Lancaster County police team up with addiction and mental health treatment providers for new ride-along program

The purpose of the program is to increase awareness and service coordination.

LANCASTER COUNTY, Pa. — West Lamper Township Officer Jesse Blank has a new partner for his Sunday afternoon patrol.

It’s part of a new coordinated ride-along program developed by Blueprints for Addiction Recovery, a drug treatment facility group.

The program launched on Sept. 3.

“This whole ride-along program is just about building relationships with law enforcement and the communities,” said Chris Dreisbach, CEO of Blueprints for Addiction Recovery and co-founder of Second Chance PA.

So far, eight Lancaster County departments, including West Lampeter Township, have hopped on board.

“It’s a huge benefit for us to know the different programs available to us to help us do our jobs and provide different avenues of treatment for people,” said West Lampeter police officer, Jesse Blank.

Dreisbach said by allowing certified recovery specialists and therapists to help patrol, police are given an extra tool for responding to someone in a crisis situation.

“Having an unarmed responder responding with law enforcement who is there without a gun, without handcuffs, really just for the health of the community—I think it does a lot to calm situations down,” said Dreisbach.
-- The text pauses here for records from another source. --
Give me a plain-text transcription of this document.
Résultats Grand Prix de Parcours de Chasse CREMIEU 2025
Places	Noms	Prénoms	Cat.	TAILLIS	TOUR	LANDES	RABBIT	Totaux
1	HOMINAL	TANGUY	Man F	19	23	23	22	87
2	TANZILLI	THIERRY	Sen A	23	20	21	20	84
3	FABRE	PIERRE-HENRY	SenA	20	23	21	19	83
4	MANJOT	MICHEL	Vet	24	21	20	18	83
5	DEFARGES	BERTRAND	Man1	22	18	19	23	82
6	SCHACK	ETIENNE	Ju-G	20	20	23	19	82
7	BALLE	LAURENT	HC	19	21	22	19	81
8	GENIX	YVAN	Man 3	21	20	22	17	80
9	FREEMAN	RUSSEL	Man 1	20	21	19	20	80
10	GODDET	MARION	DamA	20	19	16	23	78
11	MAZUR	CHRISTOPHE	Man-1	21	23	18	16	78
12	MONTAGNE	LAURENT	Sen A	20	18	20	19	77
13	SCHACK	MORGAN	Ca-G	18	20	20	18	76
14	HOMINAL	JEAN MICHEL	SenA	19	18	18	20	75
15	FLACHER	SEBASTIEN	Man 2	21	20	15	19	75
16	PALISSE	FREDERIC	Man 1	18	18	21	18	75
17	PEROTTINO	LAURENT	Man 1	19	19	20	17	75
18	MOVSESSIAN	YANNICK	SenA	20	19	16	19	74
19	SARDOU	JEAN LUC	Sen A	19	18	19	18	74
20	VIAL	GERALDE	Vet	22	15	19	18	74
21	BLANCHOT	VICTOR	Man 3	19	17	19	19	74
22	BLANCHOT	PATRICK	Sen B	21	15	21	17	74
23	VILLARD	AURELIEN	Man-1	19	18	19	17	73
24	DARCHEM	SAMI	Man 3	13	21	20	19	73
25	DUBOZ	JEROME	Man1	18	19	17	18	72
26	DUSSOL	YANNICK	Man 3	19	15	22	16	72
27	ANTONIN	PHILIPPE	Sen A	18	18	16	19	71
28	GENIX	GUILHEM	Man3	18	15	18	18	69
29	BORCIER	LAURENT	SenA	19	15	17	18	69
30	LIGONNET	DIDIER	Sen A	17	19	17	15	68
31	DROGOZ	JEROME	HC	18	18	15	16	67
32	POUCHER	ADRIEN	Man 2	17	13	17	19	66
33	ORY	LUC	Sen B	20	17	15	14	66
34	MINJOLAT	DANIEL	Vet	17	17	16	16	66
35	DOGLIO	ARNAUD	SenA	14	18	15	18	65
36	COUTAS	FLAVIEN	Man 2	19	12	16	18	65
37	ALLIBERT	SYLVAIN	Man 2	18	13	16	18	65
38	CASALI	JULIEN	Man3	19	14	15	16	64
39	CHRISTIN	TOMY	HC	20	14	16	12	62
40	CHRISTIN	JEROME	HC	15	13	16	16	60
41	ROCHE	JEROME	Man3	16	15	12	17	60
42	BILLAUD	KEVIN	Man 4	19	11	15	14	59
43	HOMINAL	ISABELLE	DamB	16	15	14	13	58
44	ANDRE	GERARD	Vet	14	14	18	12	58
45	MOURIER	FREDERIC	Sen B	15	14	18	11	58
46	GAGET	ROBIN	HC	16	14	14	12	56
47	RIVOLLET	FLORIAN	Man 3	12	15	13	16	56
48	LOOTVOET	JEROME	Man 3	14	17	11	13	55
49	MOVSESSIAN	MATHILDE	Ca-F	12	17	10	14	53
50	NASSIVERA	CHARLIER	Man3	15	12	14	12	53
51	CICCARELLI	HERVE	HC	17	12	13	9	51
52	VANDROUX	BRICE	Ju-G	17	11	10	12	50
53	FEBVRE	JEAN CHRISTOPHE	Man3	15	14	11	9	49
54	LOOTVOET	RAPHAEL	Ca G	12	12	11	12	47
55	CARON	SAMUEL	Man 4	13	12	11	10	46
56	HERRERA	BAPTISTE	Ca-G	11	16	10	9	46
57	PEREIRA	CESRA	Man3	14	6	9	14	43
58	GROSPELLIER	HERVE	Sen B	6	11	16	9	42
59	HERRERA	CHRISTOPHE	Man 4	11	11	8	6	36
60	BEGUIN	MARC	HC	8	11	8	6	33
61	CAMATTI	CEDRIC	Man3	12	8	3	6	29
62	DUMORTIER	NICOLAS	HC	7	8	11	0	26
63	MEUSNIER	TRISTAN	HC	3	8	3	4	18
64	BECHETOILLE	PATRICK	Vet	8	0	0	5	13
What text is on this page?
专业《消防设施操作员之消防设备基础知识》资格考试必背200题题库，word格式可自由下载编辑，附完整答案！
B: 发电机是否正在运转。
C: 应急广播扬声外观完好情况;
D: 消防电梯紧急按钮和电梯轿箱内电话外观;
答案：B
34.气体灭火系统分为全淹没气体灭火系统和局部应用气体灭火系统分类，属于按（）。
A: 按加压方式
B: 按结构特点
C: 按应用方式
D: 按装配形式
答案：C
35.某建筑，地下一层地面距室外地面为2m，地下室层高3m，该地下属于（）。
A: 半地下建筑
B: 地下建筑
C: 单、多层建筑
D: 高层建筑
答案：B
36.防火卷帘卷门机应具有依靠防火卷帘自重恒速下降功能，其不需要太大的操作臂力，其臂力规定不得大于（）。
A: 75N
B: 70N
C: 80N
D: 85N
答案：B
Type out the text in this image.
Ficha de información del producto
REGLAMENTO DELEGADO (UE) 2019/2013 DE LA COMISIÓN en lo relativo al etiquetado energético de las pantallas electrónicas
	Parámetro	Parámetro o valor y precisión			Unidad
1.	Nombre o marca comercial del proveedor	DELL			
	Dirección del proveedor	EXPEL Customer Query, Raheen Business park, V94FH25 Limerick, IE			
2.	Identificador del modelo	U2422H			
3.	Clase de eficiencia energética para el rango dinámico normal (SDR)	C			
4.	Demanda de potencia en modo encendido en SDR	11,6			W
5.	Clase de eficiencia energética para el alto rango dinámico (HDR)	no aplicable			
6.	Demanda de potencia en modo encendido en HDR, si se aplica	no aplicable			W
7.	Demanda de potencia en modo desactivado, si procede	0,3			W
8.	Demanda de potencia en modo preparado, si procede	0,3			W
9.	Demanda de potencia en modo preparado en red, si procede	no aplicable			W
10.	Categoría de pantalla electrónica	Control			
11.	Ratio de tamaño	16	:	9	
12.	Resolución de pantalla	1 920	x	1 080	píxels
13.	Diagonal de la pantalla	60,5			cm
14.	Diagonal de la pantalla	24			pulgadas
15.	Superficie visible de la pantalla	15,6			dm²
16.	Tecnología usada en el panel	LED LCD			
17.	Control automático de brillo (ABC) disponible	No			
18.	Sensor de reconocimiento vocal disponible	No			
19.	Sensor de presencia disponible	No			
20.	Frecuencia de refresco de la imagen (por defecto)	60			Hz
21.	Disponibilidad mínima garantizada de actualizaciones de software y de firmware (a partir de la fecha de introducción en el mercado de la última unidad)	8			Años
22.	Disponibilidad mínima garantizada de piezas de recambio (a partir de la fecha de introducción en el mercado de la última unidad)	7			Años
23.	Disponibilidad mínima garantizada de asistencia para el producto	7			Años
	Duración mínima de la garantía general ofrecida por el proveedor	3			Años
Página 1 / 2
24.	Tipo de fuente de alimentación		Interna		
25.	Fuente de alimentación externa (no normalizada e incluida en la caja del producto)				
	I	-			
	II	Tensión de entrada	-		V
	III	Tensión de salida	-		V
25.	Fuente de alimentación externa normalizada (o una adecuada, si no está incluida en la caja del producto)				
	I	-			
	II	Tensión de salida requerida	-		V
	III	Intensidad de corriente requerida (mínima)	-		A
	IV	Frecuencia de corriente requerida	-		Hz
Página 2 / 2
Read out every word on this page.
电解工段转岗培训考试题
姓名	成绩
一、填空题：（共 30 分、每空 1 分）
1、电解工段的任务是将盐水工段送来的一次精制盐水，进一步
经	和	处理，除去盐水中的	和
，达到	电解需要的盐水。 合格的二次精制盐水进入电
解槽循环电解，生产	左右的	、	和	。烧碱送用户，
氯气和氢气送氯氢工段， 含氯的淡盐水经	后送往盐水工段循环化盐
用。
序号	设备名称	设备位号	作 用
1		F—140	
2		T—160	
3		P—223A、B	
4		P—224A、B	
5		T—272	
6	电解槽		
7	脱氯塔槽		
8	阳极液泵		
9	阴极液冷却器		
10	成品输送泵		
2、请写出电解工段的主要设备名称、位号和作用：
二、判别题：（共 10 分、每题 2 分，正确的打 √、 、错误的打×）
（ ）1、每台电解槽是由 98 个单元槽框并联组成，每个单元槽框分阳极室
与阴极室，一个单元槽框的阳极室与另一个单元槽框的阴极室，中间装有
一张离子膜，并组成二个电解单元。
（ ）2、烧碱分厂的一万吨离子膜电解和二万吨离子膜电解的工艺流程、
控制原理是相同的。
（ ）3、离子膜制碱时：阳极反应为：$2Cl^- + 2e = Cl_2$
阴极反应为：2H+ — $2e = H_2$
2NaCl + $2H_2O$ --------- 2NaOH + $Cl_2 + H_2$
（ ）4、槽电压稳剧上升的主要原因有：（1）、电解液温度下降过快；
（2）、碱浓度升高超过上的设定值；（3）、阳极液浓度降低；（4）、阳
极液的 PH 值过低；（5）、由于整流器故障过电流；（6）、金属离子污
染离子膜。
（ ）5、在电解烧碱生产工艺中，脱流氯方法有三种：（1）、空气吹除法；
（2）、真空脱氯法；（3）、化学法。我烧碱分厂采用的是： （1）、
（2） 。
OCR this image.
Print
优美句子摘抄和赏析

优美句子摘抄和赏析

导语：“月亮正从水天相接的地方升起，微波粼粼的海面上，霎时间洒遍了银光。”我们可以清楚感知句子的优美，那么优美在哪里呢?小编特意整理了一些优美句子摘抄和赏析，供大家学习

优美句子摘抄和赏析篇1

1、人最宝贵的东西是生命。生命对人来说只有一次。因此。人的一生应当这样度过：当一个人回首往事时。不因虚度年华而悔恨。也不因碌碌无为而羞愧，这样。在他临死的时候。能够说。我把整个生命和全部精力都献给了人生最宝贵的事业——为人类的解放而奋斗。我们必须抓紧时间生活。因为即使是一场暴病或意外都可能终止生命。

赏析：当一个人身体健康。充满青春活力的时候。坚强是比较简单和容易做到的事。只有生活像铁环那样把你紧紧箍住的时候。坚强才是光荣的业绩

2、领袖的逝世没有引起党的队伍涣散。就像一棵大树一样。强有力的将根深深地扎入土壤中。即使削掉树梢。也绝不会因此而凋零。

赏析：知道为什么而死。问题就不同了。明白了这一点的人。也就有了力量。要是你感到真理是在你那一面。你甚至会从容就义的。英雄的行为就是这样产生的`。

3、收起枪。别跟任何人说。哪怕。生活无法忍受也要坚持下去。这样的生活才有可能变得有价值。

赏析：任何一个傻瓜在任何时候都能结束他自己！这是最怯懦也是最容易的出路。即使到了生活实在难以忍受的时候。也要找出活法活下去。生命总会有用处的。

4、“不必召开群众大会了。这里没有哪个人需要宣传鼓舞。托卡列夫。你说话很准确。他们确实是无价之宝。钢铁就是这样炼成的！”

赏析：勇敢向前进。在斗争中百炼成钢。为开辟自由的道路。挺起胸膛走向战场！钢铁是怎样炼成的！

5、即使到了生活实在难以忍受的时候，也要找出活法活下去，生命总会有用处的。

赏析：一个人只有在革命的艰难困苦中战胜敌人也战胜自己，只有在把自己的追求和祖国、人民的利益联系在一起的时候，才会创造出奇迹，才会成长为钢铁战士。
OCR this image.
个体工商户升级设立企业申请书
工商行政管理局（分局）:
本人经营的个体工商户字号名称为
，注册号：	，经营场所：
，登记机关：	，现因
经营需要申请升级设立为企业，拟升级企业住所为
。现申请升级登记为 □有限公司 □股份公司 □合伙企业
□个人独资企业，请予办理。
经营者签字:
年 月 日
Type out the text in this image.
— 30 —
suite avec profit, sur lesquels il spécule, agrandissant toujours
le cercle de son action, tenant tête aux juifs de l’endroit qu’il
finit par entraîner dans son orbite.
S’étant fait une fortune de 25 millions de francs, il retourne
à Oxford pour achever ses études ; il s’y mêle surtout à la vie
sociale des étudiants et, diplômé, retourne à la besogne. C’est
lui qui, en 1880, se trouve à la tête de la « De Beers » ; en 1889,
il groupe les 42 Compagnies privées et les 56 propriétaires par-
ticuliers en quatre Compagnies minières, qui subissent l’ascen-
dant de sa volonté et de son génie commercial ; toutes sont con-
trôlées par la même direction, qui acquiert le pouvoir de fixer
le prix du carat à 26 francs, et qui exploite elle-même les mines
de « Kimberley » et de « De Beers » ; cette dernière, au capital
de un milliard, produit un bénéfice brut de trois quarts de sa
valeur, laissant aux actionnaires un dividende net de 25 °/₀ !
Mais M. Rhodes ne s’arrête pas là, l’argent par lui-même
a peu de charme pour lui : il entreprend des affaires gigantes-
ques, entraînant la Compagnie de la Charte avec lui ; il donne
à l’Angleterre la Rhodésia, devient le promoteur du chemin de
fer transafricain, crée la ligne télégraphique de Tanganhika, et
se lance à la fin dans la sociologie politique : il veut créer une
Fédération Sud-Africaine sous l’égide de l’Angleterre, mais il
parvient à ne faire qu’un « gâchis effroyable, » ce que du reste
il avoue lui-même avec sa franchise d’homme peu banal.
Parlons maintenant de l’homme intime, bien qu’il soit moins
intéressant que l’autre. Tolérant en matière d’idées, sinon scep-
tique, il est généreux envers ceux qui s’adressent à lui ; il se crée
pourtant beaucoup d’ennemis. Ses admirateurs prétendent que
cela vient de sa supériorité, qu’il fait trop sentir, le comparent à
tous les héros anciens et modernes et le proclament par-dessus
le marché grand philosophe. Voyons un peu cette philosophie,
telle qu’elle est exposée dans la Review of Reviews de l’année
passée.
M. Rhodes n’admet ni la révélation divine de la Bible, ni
As someone who personally battled drug addiction and made it through recovery, Dreisbach said he has the unique ability to relate to others facing similar struggles.

“We’re able to get down on the level with that person because I’ve had experience as an individual who wanted to commit suicide, an individual in recovery from substance use disorder and I’ve kind of lived those situations,” he explained .

For police, it’s a new way for them to learn other avenues for intervention – that may not necessarily include arrest.

“We’re on 24/7, they’re on 24/7 so having that relationship with them is very important for us to make that connection early on like this,” said Officer Blank.

Both parties hope the program helps them do their respective jobs even better.

“If we’re able to trust each other 100 percent, we’re able to serve the community better together,” said Dreisbach.